Note that protobuf properties aren't required by default. In the above examples, verify()
doesn't report an error if name
isn't specified.
Encoding and Decoding
While protobufs do perform basic data validation, they're mostly used to serialize and deserialize objects. To serialize an object, you should call User.encode(obj).finish()
, which returns a buffer that contains the protobuf representation of the object.
const buf = User.encode({ name: 'Bill', age: 30 }).finish();
console.log(Buffer.isBuffer(buf)); // true
console.log(buf.toString('utf8')); // Gnarly string that contains "Bill"
console.log(buf.toString('hex')); // 0a0442696c6c101e
To deserialize the object, you should use the decode()
function:
const buf = User.encode({ name: 'Bill', age: 30 }).finish();
const obj = User.decode(buf);
console.log(obj); // User { name: 'Bill', age: 30 }
Protobufs are usually used for transferring data over the network as an alternative to JSON or XML. One reason why is that a serialized protobuf payload is much smaller, because it doesn't need to include property names. For example, the below example shows the difference in size between the protobuf representation and JSON representation of a small object:
const asProtobuf = User.encode({ name: 'Joe', age: 27 }).finish();
const asJSON = JSON.stringify({ name: 'Joe', age: 27 });
asProtobuf.length; // 7
asJSON.length; // 23, 3x bigger!
Because protobuf knows about the keys in the object ahead of time from the .proto
file, protobufs are much more space efficient than JSON. You can trim down your JSON key name lengths using patterns like Mongoose aliases, but you'll never get quite as small as protobufs because protobufs don't serialize key names at all!
Sending Protobufs in HTTP
Serializing and deserializing data isn't very useful unless you're storing data in files or transferring data over the network. So let's take a look at how you can use protobufs to serialize HTTP request and response bodies with Express. Below is a standalone example of sending protobufs to an Express server using Axios:
const axios = require('axios');
const express = require('express');
const protobuf = require('protobufjs');
const app = express();
run().catch(err => console.log(err));
async function run() {
const root = await protobuf.load('user.proto');
const doc = { name: 'Bill', age: 30 };
const User = root.lookupType('userpackage.User');
app.get('/user', function(req, res) {
res.send(User.encode(doc).finish());
});
app.post('/user', express.text({ type: '*/*' }), function(req, res) {
// Assume `req.body` contains the protobuf as a utf8-encoded string
const user = User.decode(Buffer.from(req.body));
Object.assign(doc, user);
res.end();
});
await app.listen(3000);
let data = await axios.get('http://localhost:3000/user').then(res => res.data);
// "Before POST User { name: 'Bill', age: 30 }"

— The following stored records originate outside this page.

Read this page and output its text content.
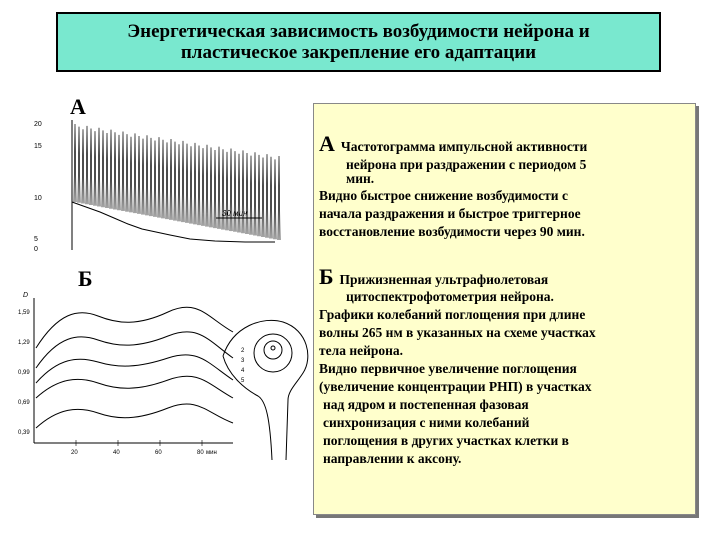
Энергетическая зависимость возбудимости нейрона и
пластическое закрепление его адаптации
А
20
15
10
5
0
30 мин
Б
D
1,59
1,29
0,99
0,69
0,39
20	40	60	80 мин
2
3
4
5
А Частотограмма импульсной активности
нейрона при раздражении с периодом 5
мин.
Видно быстрое снижение возбудимости с
начала раздражения и быстрое триггерное
восстановление возбудимости через 90 мин.
Б Прижизненная ультрафиолетовая
цитоспектрофотометрия нейрона.
Графики колебаний поглощения при длине
волны 265 нм в указанных на схеме участках
тела нейрона.
Видно первичное увеличение поглощения
(увеличение концентрации РНП) в участках
над ядром и постепенная фазовая
синхронизация с ними колебаний
поглощения в других участках клетки в
направлении к аксону.
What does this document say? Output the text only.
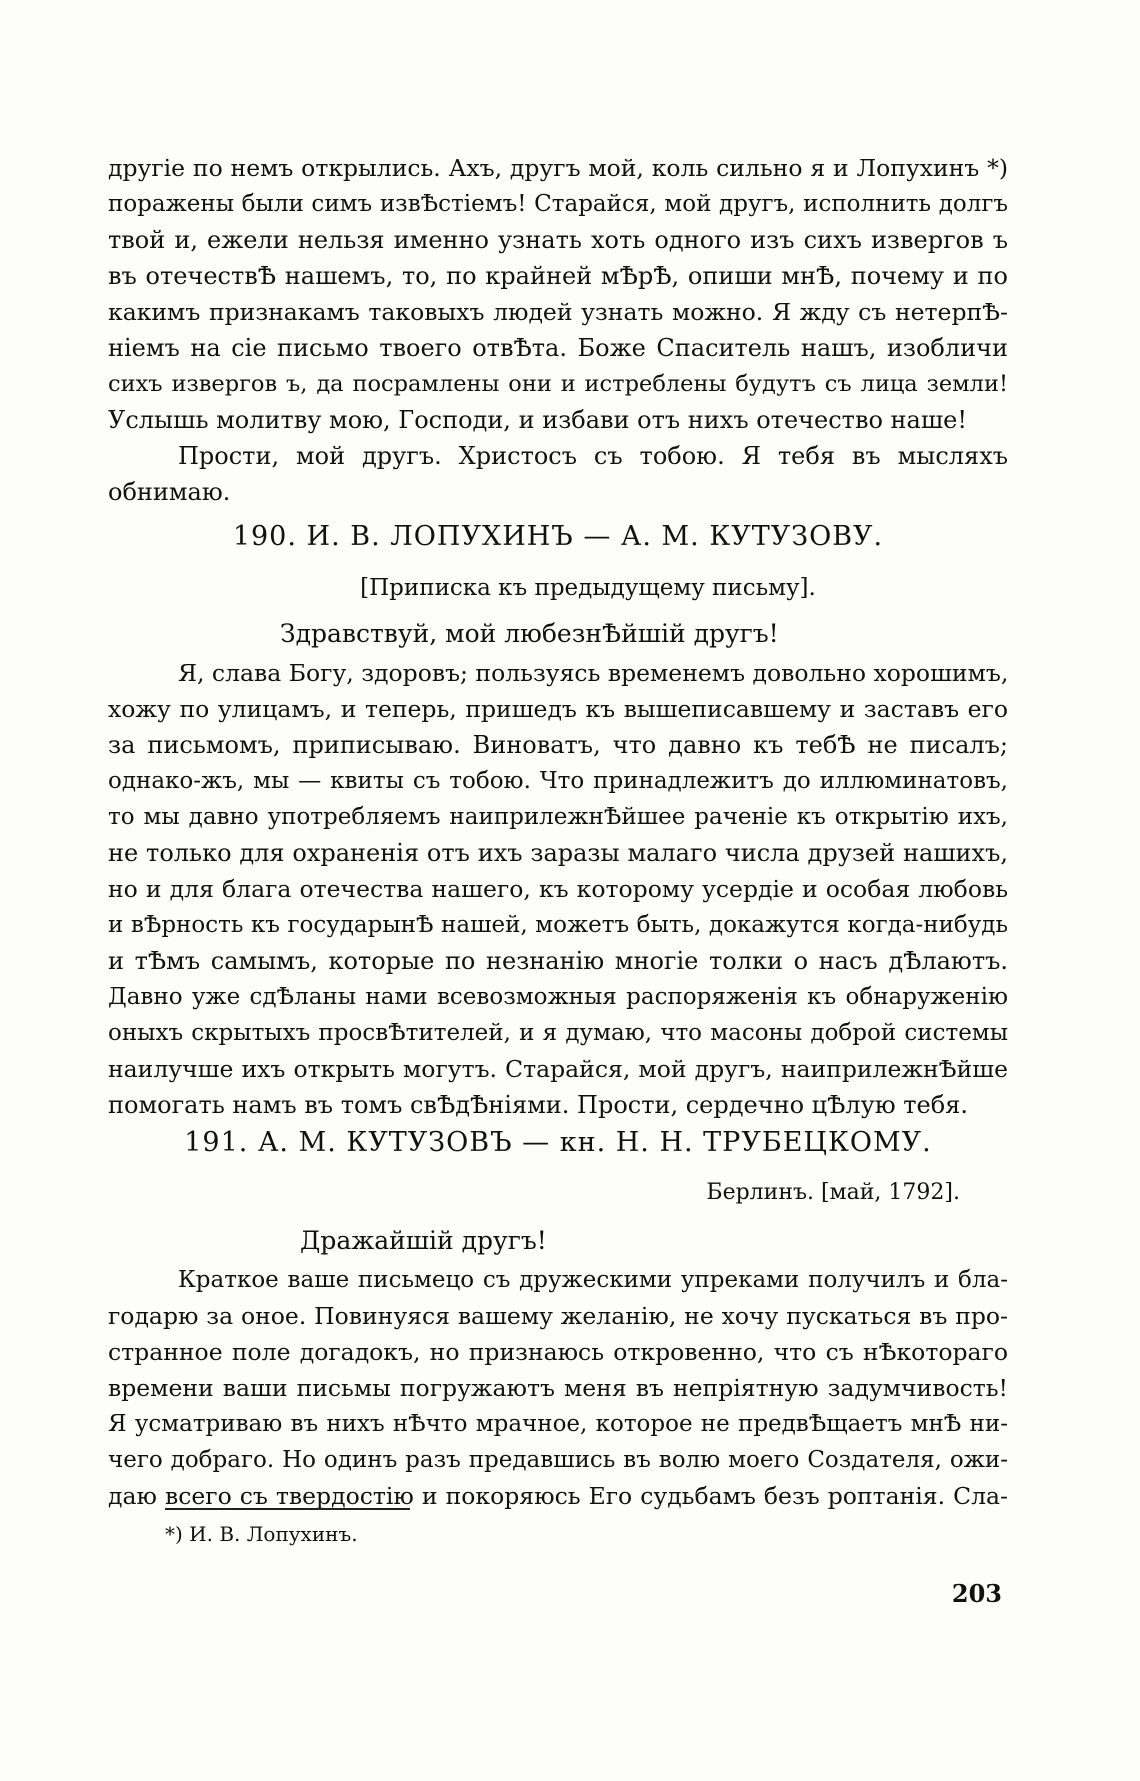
другіе по немъ открылись. Ахъ, другъ мой, коль сильно я и Лопухинъ *)
поражены были симъ извѢстіемъ! Старайся, мой другъ, исполнить долгъ
твой и, ежели нельзя именно узнать хоть одного изъ сихъ извергов ъ
въ отечествѢ нашемъ, то, по крайней мѢрѢ, опиши мнѢ, почему и по
какимъ признакамъ таковыхъ людей узнать можно. Я жду съ нетерпѢ-
ніемъ на сіе письмо твоего отвѢта. Боже Спаситель нашъ, изобличи
сихъ извергов ъ, да посрамлены они и истреблены будутъ съ лица земли!
Услышь молитву мою, Господи, и избави отъ нихъ отечество наше!
Прости, мой другъ. Христосъ съ тобою. Я тебя въ мысляхъ
обнимаю.
190. И. В. ЛОПУХИНЪ — А. М. КУТУЗОВУ.
[Приписка къ предыдущему письму].
Здравствуй, мой любезнѢйшій другъ!
Я, слава Богу, здоровъ; пользуясь временемъ довольно хорошимъ,
хожу по улицамъ, и теперь, пришедъ къ вышеписавшему и заставъ его
за письмомъ, приписываю. Виноватъ, что давно къ тебѢ не писалъ;
однако-жъ, мы — квиты съ тобою. Что принадлежитъ до иллюминатовъ,
то мы давно употребляемъ наиприлежнѢйшее раченіе къ открытію ихъ,
не только для охраненія отъ ихъ заразы малаго числа друзей нашихъ,
но и для блага отечества нашего, къ которому усердіе и особая любовь
и вѢрность къ государынѢ нашей, можетъ быть, докажутся когда-нибудь
и тѢмъ самымъ, которые по незнанію многіе толки о насъ дѢлаютъ.
Давно уже сдѢланы нами всевозможныя распоряженія къ обнаруженію
оныхъ скрытыхъ просвѢтителей, и я думаю, что масоны доброй системы
наилучше ихъ открыть могутъ. Старайся, мой другъ, наиприлежнѢйше
помогать намъ въ томъ свѢдѢніями. Прости, сердечно цѢлую тебя.
191. А. М. КУТУЗОВЪ — кн. Н. Н. ТРУБЕЦКОМУ.
Берлинъ. [май, 1792].
Дражайшій другъ!
Краткое ваше письмецо съ дружескими упреками получилъ и бла-
годарю за оное. Повинуяся вашему желанію, не хочу пускаться въ про-
странное поле догадокъ, но признаюсь откровенно, что съ нѢкотораго
времени ваши письмы погружаютъ меня въ непріятную задумчивость!
Я усматриваю въ нихъ нѢчто мрачное, которое не предвѢщаетъ мнѢ ни-
чего добраго. Но одинъ разъ предавшись въ волю моего Создателя, ожи-
даю всего съ твердостію и покоряюсь Его судьбамъ безъ роптанія. Сла-
*) И. В. Лопухинъ.
203
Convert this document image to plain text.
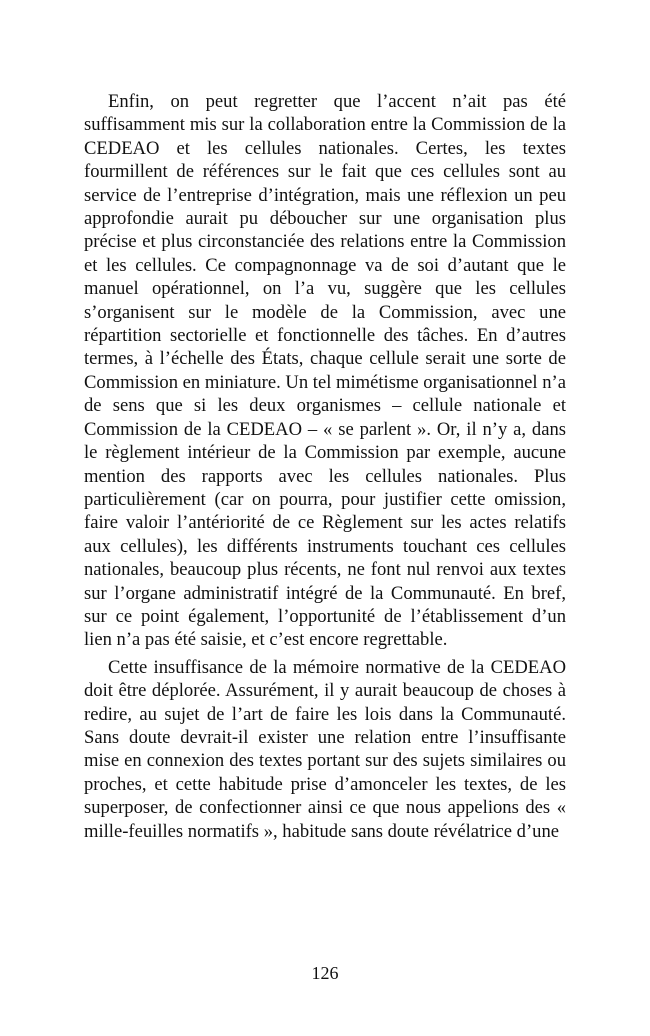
Enfin, on peut regretter que l’accent n’ait pas été suffisamment mis sur la collaboration entre la Commission de la CEDEAO et les cellules nationales. Certes, les textes fourmillent de références sur le fait que ces cellules sont au service de l’entreprise d’intégration, mais une réflexion un peu approfondie aurait pu déboucher sur une organisation plus précise et plus circonstanciée des relations entre la Commission et les cellules. Ce compagnonnage va de soi d’autant que le manuel opérationnel, on l’a vu, suggère que les cellules s’organisent sur le modèle de la Commission, avec une répartition sectorielle et fonctionnelle des tâches. En d’autres termes, à l’échelle des États, chaque cellule serait une sorte de Commission en miniature. Un tel mimétisme organisationnel n’a de sens que si les deux organismes – cellule nationale et Commission de la CEDEAO – « se parlent ». Or, il n’y a, dans le règlement intérieur de la Commission par exemple, aucune mention des rapports avec les cellules nationales. Plus particulièrement (car on pourra, pour justifier cette omission, faire valoir l’antériorité de ce Règlement sur les actes relatifs aux cellules), les différents instruments touchant ces cellules nationales, beaucoup plus récents, ne font nul renvoi aux textes sur l’organe administratif intégré de la Communauté. En bref, sur ce point également, l’opportunité de l’établissement d’un lien n’a pas été saisie, et c’est encore regrettable.

Cette insuffisance de la mémoire normative de la CEDEAO doit être déplorée. Assurément, il y aurait beaucoup de choses à redire, au sujet de l’art de faire les lois dans la Communauté. Sans doute devrait-il exister une relation entre l’insuffisante mise en connexion des textes portant sur des sujets similaires ou proches, et cette habitude prise d’amonceler les textes, de les superposer, de confectionner ainsi ce que nous appelions des « mille-feuilles normatifs », habitude sans doute révélatrice d’une

126
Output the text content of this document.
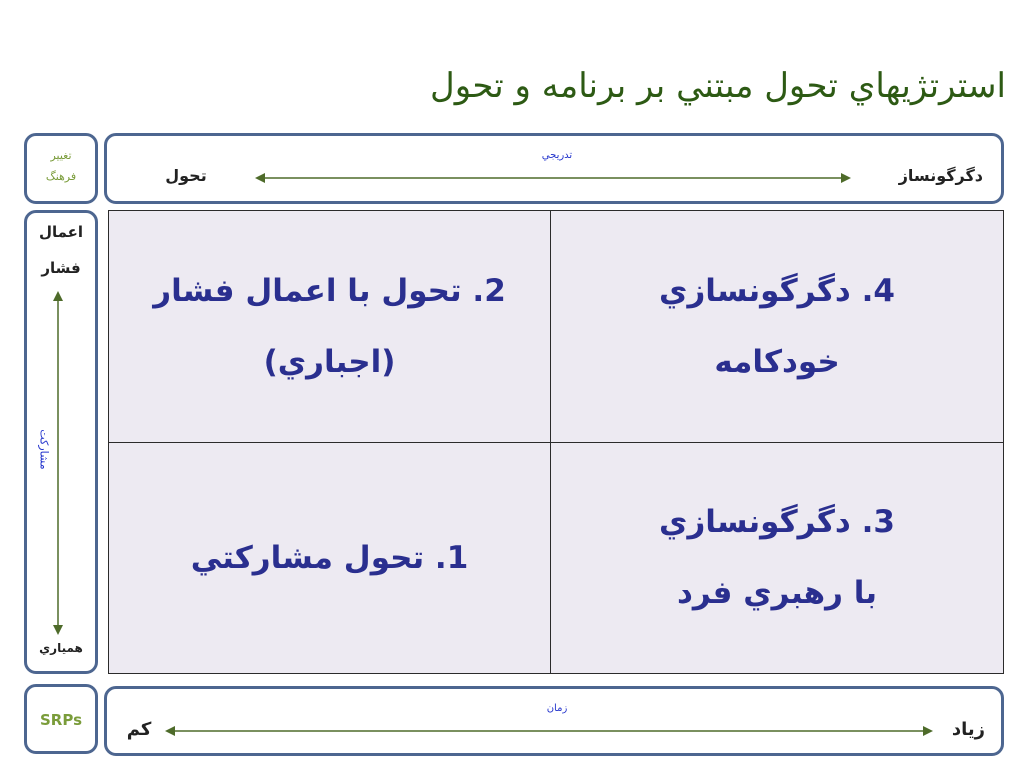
استرتژيهاي تحول مبتني بر برنامه و تحول
تغيير
فرهنگ
تدريجي
تحول	دگرگونساز
اعمال
فشار
مشاركت
همياري
2. تحول با اعمال فشار
(اجباري)
4. دگرگونسازي
خودكامه
1. تحول مشاركتي
3. دگرگونسازي
با رهبري فرد
SRPs
زمان
كم	زياد
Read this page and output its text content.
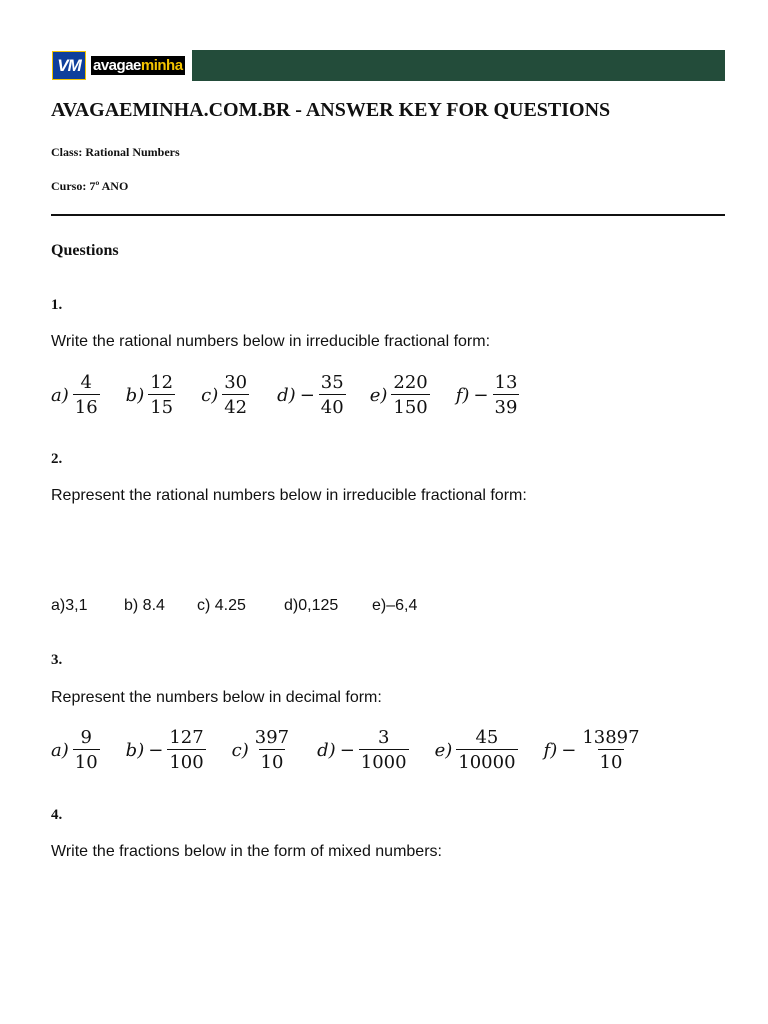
VM avagae minha
AVAGAEMINHA.COM.BR - ANSWER KEY FOR QUESTIONS
Class: Rational Numbers
Curso: 7º ANO
Questions
1.
Write the rational numbers below in irreducible fractional form:
$a) \frac{4}{16} b) \frac{12}{15} c) \frac{30}{42} d) - \frac{35}{40} e) \frac{220}{150} f) - \frac{13}{39}$
2.
Represent the rational numbers below in irreducible fractional form:
a)3,1	b) 8.4	c) 4.25	d)0,125	e)–6,4
3.
Represent the numbers below in decimal form:
$a) \frac{9}{10} b) - \frac{127}{100} c) \frac{397}{10} d) - \frac{3}{1000} e) \frac{45}{10000} f) - \frac{13897}{10}$
4.
Write the fractions below in the form of mixed numbers:
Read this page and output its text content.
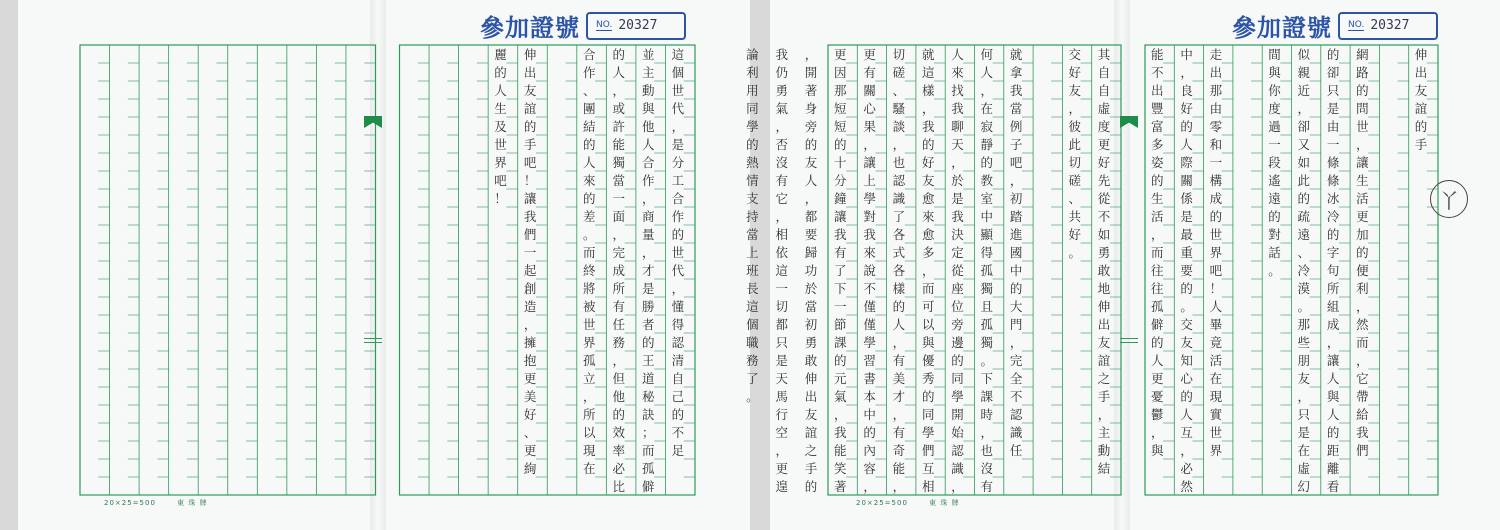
參加證號 NO. 20327
這
個
世
代
，
是
分
工
合
作
的
世
代
，
懂
得
認
清
自
己
的
不
足
並
主
動
與
他
人
合
作
，
商
量
，
才
是
勝
者
的
王
道
秘
訣
；
而
孤
僻
的
人
，
或
許
能
獨
當
一
面
，
完
成
所
有
任
務
，
但
他
的
效
率
必
比
合
作
、
團
結
的
人
來
的
差
。
而
終
將
被
世
界
孤
立
，
所
以
現
在
伸
出
友
誼
的
手
吧
！
讓
我
們
一
起
創
造
，
擁
抱
更
美
好
、
更
絢
麗
的
人
生
及
世
界
吧
！
20×25=500	東 珠 牌
參加證號 NO. 20327
伸
出
友
誼
的
手
網
路
的
問
世
，
讓
生
活
更
加
的
便
利
，
然
而
，
它
帶
給
我
們
的
卻
只
是
由
一
條
條
冰
冷
的
字
句
所
組
成
，
讓
人
與
人
的
距
離
看
似
親
近
，
卻
又
如
此
的
疏
遠
、
冷
漠
。
那
些
朋
友
，
只
是
在
虛
幻
間
與
你
度
過
一
段
遙
遠
的
對
話
。
走
出
那
由
零
和
一
構
成
的
世
界
吧
！
人
畢
竟
活
在
現
實
世
界
中
，
良
好
的
人
際
關
係
是
最
重
要
的
。
交
友
知
心
的
人
互
，
必
然
能
不
出
豐
富
多
姿
的
生
活
，
而
往
往
孤
僻
的
人
更
憂
鬱
，
與
其
自
自
虛
度
更
好
先
從
不
如
勇
敢
地
伸
出
友
誼
之
手
，
主
動
結
交
好
友
，
彼
此
切
磋
、
共
好
。
就
拿
我
當
例
子
吧
，
初
踏
進
國
中
的
大
門
，
完
全
不
認
識
任
何
人
，
在
寂
靜
的
教
室
中
顯
得
孤
獨
且
孤
獨
。
下
課
時
，
也
沒
有
人
來
找
我
聊
天
，
於
是
我
決
定
從
座
位
旁
邊
的
同
學
開
始
認
識
，
就
這
樣
，
我
的
好
友
愈
來
愈
多
，
而
可
以
與
優
秀
的
同
學
們
互
相
切
磋
、
騷
談
，
也
認
識
了
各
式
各
樣
的
人
，
有
美
才
，
有
奇
能
，
更
有
關
心
果
，
讓
上
學
對
我
來
說
不
僅
僅
學
習
書
本
中
的
內
容
，
更
因
那
短
短
的
十
分
鐘
讓
我
有
了
下
一
節
課
的
元
氣
，
我
能
笑
著
，
開
著
身
旁
的
友
人
，
都
要
歸
功
於
當
初
勇
敢
伸
出
友
誼
之
手
的
我
仍
勇
氣
，
否
沒
有
它
，
相
依
這
一
切
都
只
是
天
馬
行
空
，
更
遑
論
利
用
同
學
的
熱
情
支
持
當
上
班
長
這
個
職
務
了
。
丫
20×25=500	東 珠 牌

console.log('Before POST', User.decode(Buffer.from(data)));
const postBody = User.encode({ name: 'Joe', age: 27 }).finish();
await axios.post('http://localhost:3000/user', postBody).
then(res => res.data);
data = await axios.get('http://localhost:3000/user').then(res => res.data);
// "After POST User { name: 'Joe', age: 27 }"
console.log('After POST', User.decode(Buffer.from(data)));
}
Moving On
Protobufs are a neat alternative for transferring data over the wire, especially when combined with grpc. Protobufs offer some minimal type checking because decode()
throws an error if a property has an unexpected type, and protobufs are smaller than their JSON equivalents. However, the downsides are that protobufs are not human readable (they're a binary format, not a text format like JSON or XML), and you can't decode the data without the .proto
file. Protobufs are harder to debug and harder to work with, but can be useful if you're extremely concerned about minimizing the amount of data you send over the network.